Name something you could be happy doing every day. Imagine if your favorite hobby, or most intense intellectual interest, could be your full-time job. And imagine if full time meant spending just a few hours per day on your work.
That is the future with automation. Here’s how it works:
The Economics of Automation: Automation lowers the overall cost of goods and services by increasing efficiency. Robots can often perform tasks quicker than humans, and work around the clock. One estimate says by 2025, robots can decrease the cost of labor in the U.S. by 22%. And that estimate is accounting for only automating 25% of jobs that could be automated.
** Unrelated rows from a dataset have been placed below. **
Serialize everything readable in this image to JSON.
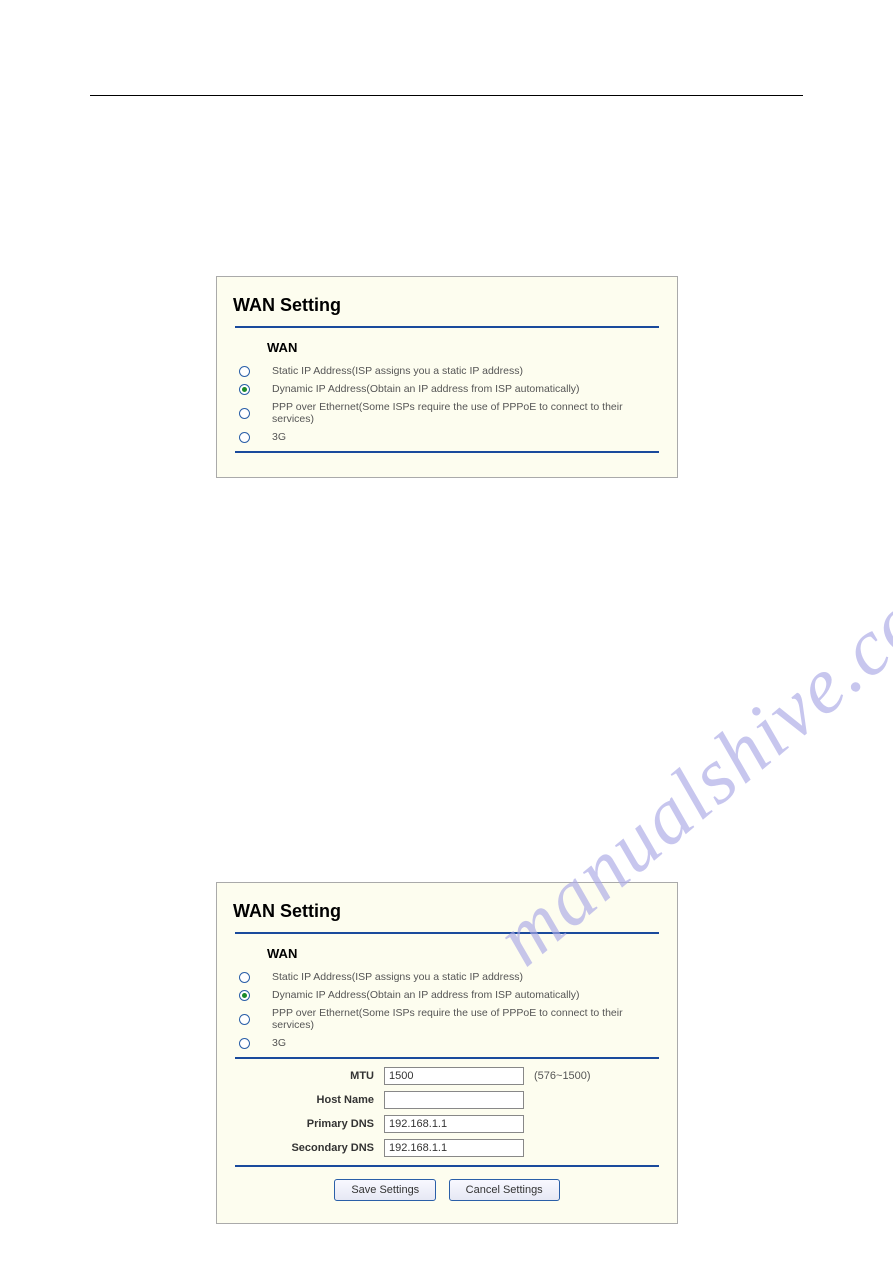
{
  "watermark": "manualshive.com",
  "panel1": {
    "title": "WAN Setting",
    "section": "WAN",
    "options": [
      "Static IP Address(ISP assigns you a static IP address)",
      "Dynamic IP Address(Obtain an IP address from ISP automatically)",
      "PPP over Ethernet(Some ISPs require the use of PPPoE to connect to their services)",
      "3G"
    ]
  },
  "panel2": {
    "title": "WAN Setting",
    "section": "WAN",
    "options": [
      "Static IP Address(ISP assigns you a static IP address)",
      "Dynamic IP Address(Obtain an IP address from ISP automatically)",
      "PPP over Ethernet(Some ISPs require the use of PPPoE to connect to their services)",
      "3G"
    ],
    "fields": {
      "mtu_label": "MTU",
      "mtu_value": "1500",
      "mtu_hint": "(576~1500)",
      "hostname_label": "Host Name",
      "hostname_value": "",
      "primary_dns_label": "Primary DNS",
      "primary_dns_value": "192.168.1.1",
      "secondary_dns_label": "Secondary DNS",
      "secondary_dns_value": "192.168.1.1"
    },
    "buttons": {
      "save": "Save Settings",
      "cancel": "Cancel Settings"
    }
  }
}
This reduces the costs to consumers, which allows your money to stimulate other sectors of the economy.
The money a company saves through automation can likewise be invested elsewhere. By definition, this is a more productive use of those funds. Because of automation, the same amount of resources can produce more wealth.
Even if the company gives the shareholders the extra profits, this stimulates the economy wherever the investors choose to spend the money.
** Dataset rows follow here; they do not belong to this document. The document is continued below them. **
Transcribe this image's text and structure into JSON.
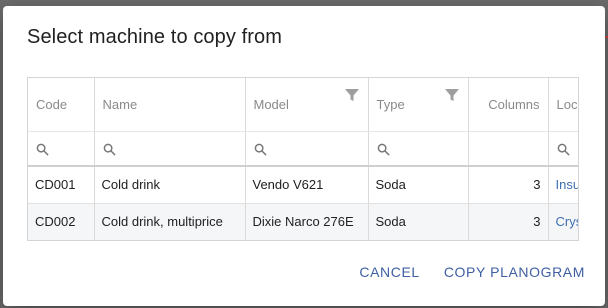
{
  "dialog": {
    "title": "Select machine to copy from"
  },
  "grid": {
    "columns": [
      {
        "label": "Code"
      },
      {
        "label": "Name"
      },
      {
        "label": "Model",
        "filter_icon": "filter-icon"
      },
      {
        "label": "Type",
        "filter_icon": "filter-icon"
      },
      {
        "label": "Columns"
      },
      {
        "label": "Loca"
      }
    ],
    "rows": [
      {
        "code": "CD001",
        "name": "Cold drink",
        "model": "Vendo V621",
        "type": "Soda",
        "columns": "3",
        "location": "Insu"
      },
      {
        "code": "CD002",
        "name": "Cold drink, multiprice",
        "model": "Dixie Narco 276E",
        "type": "Soda",
        "columns": "3",
        "location": "Crys"
      }
    ]
  },
  "actions": {
    "cancel": "CANCEL",
    "copy": "COPY PLANOGRAM"
  },
  "colors": {
    "accent": "#3e5fa3",
    "link": "#3f6fb5"
  }
}
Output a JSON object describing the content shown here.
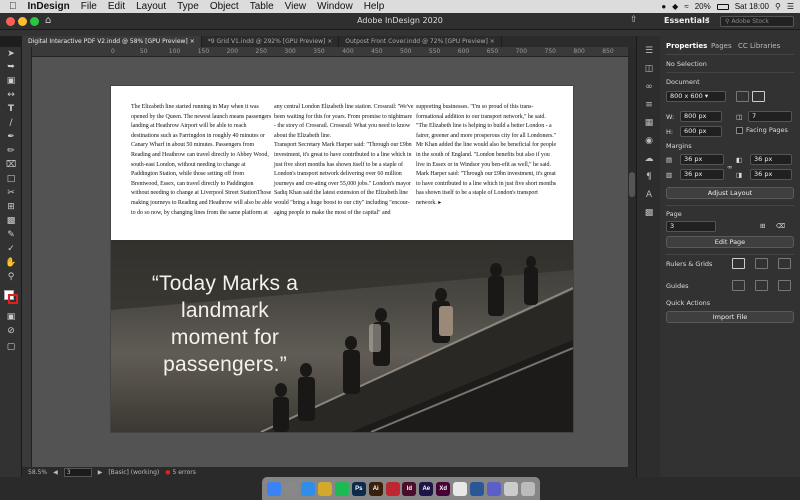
{
  "menubar": {
    "app_name": "InDesign",
    "items": [
      "File",
      "Edit",
      "Layout",
      "Type",
      "Object",
      "Table",
      "View",
      "Window",
      "Help"
    ],
    "battery": "20%",
    "clock": "Sat 18:00"
  },
  "window": {
    "title": "Adobe InDesign 2020",
    "workspace": "Essentials",
    "search_placeholder": "Adobe Stock"
  },
  "tabs": [
    {
      "label": "Digital Interactive PDF V2.indd @ 58% [GPU Preview]",
      "active": true
    },
    {
      "label": "*9 Grid V1.indd @ 292% [GPU Preview]",
      "active": false
    },
    {
      "label": "Outpost Front Cover.indd @ 72% [GPU Preview]",
      "active": false
    }
  ],
  "ruler": {
    "labels": [
      "0",
      "50",
      "100",
      "150",
      "200",
      "250",
      "300",
      "350",
      "400",
      "450",
      "500",
      "550",
      "600",
      "650",
      "700",
      "750",
      "800",
      "850"
    ]
  },
  "article": {
    "col1": "The Elizabeth line started running in May when it was opened by the Queen. The newest launch means passengers landing at Heathrow Airport will be able to reach destinations such as Farringdon in roughly 40 minutes or Canary Wharf in about 50 minutes. Passengers from Reading and Heathrow can travel directly to Abbey Wood, south-east London, without needing to change at Paddington Station, while those setting off from Brentwood, Essex, can travel directly to Paddington without needing to change at Liverpool Street StationThose making journeys to Reading and Heathrow will also be able to do so now, by changing lines from the same platform at",
    "col2": "any central London Elizabeth line station. Crossrail: 'We've been waiting for this for years. From promise to nightmare - the story of Crossrail. Crossrail: What you need to know about the Elizabeth line.\n      Transport Secretary Mark Harper said: \"Through our £9bn investment, it's great to have contributed to a line which in just five short months has shown itself to be a staple of London's transport network delivering over 60 million journeys and cre-ating over 55,000 jobs.\" London's mayor Sadiq Khan said the latest extension of the Elizabeth line would \"bring a huge boost to our city\" including \"encour-aging people to make the most of the capital\" and",
    "col3": "supporting businesses. \"I'm so proud of this trans-formational addition to our transport network,\" he said. \"The Elizabeth line is helping to build a better London - a fairer, greener and more prosperous city for all Londoners.\"\n      Mr Khan added the line would also be beneficial for people in the south of England. \"London benefits but also if you live in Essex or in Windsor you ben-efit as well,\" he said. Mark Harper said: \"Through our £9bn investment, it's great to have contributed to a line which in just five short months has shown itself to be a staple of London's transport network. ▸",
    "quote": "“Today Marks a landmark moment for passengers.”"
  },
  "statusbar": {
    "zoom": "58.5%",
    "page": "3",
    "style": "[Basic] (working)",
    "errors": "5 errors"
  },
  "properties": {
    "tabs": [
      "Properties",
      "Pages",
      "CC Libraries"
    ],
    "selection": "No Selection",
    "document_label": "Document",
    "preset": "800 x 600",
    "width_label": "W:",
    "width": "800 px",
    "height_label": "H:",
    "height": "600 px",
    "pages_count": "7",
    "facing_pages": "Facing Pages",
    "margins_label": "Margins",
    "margin_top": "36 px",
    "margin_bottom": "36 px",
    "margin_left": "36 px",
    "margin_right": "36 px",
    "adjust_layout": "Adjust Layout",
    "page_label": "Page",
    "page_value": "3",
    "edit_page": "Edit Page",
    "rulers_grids": "Rulers & Grids",
    "guides": "Guides",
    "quick_actions": "Quick Actions",
    "import_file": "Import File"
  },
  "dock": {
    "apps": [
      {
        "icon": "finder-icon",
        "label": "",
        "color": "#3b82f6"
      },
      {
        "icon": "launchpad-icon",
        "label": "",
        "color": "#888888"
      },
      {
        "icon": "safari-icon",
        "label": "",
        "color": "#2f8fe8"
      },
      {
        "icon": "photos-icon",
        "label": "",
        "color": "#d4a82a"
      },
      {
        "icon": "spotify-icon",
        "label": "",
        "color": "#1db954"
      },
      {
        "icon": "photoshop-icon",
        "label": "Ps",
        "color": "#0c2a4a"
      },
      {
        "icon": "illustrator-icon",
        "label": "Ai",
        "color": "#3a1f0b"
      },
      {
        "icon": "acrobat-icon",
        "label": "",
        "color": "#c0262d"
      },
      {
        "icon": "indesign-icon",
        "label": "Id",
        "color": "#4a0e2a"
      },
      {
        "icon": "aftereffects-icon",
        "label": "Ae",
        "color": "#1d1448"
      },
      {
        "icon": "xd-icon",
        "label": "Xd",
        "color": "#470137"
      },
      {
        "icon": "chrome-icon",
        "label": "",
        "color": "#e8e8e8"
      },
      {
        "icon": "word-icon",
        "label": "",
        "color": "#2b5797"
      },
      {
        "icon": "teams-icon",
        "label": "",
        "color": "#5b5fc7"
      },
      {
        "icon": "files-icon",
        "label": "",
        "color": "#cccccc"
      },
      {
        "icon": "trash-icon",
        "label": "",
        "color": "#bbbbbb"
      }
    ]
  }
}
And even if they bank the money instead, this lowers the cost of borrowing money, which means more people can afford debt like home loans and business loans.
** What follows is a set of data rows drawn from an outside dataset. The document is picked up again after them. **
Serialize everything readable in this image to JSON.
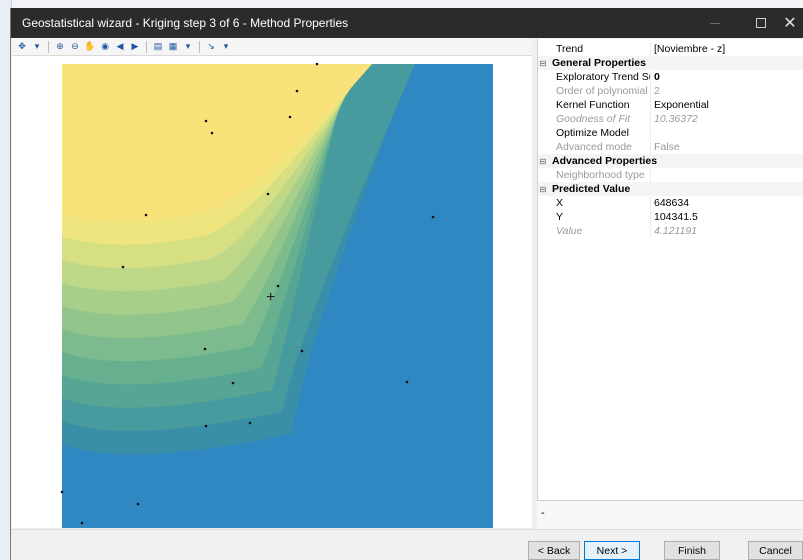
{
  "window": {
    "title": "Geostatistical wizard - Kriging step 3 of 6 - Method Properties",
    "close_glyph": "✕"
  },
  "toolbar": {
    "icons": [
      "select-tool-icon",
      "dropdown-icon",
      "zoom-in-icon",
      "zoom-out-icon",
      "pan-icon",
      "full-extent-icon",
      "back-icon",
      "forward-icon",
      "layers-icon",
      "legend-icon",
      "dropdown-icon",
      "symbology-icon",
      "dropdown-icon"
    ]
  },
  "map": {
    "cursor_glyph": "+",
    "contour_colors": [
      "#f9e27a",
      "#eee57e",
      "#d7df83",
      "#bfd887",
      "#a8cf8a",
      "#91c58b",
      "#7bbb8d",
      "#66b08f",
      "#56a595",
      "#479a9e",
      "#3a8fa8",
      "#2f88c2"
    ],
    "background_color": "#2f88c2"
  },
  "properties": {
    "rows": [
      {
        "type": "prop",
        "name": "Trend",
        "value": "[Noviembre - z]",
        "state": "normal"
      },
      {
        "type": "category",
        "name": "General Properties"
      },
      {
        "type": "prop",
        "name": "Exploratory Trend Sur...",
        "value": "0",
        "state": "bold"
      },
      {
        "type": "prop",
        "name": "Order of polynomial",
        "value": "2",
        "state": "disabled"
      },
      {
        "type": "prop",
        "name": "Kernel Function",
        "value": "Exponential",
        "state": "normal"
      },
      {
        "type": "prop",
        "name": "Goodness of Fit",
        "value": "10.36372",
        "state": "disabled-italic"
      },
      {
        "type": "prop",
        "name": "Optimize Model",
        "value": "",
        "state": "normal"
      },
      {
        "type": "prop",
        "name": "Advanced mode",
        "value": "False",
        "state": "disabled"
      },
      {
        "type": "category",
        "name": "Advanced Properties"
      },
      {
        "type": "prop",
        "name": "Neighborhood type",
        "value": "",
        "state": "disabled"
      },
      {
        "type": "category",
        "name": "Predicted Value"
      },
      {
        "type": "prop",
        "name": "X",
        "value": "648634",
        "state": "normal"
      },
      {
        "type": "prop",
        "name": "Y",
        "value": "104341.5",
        "state": "normal"
      },
      {
        "type": "prop",
        "name": "Value",
        "value": "4.121191",
        "state": "disabled-italic"
      }
    ]
  },
  "description": "-",
  "buttons": {
    "back": "< Back",
    "next": "Next >",
    "finish": "Finish",
    "cancel": "Cancel"
  }
}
But what about the workers that got laid off?
Remember that automation increases overall efficiency, so the economy as a whole is left in a better position with more wealth. That said, workers in particular industries will be displaced when their jobs are automated. That is why it is important to have a diverse skill set and be adaptable to change. That is what the failing public school system shouldbe focusing on. They are stuck in a factory mindset.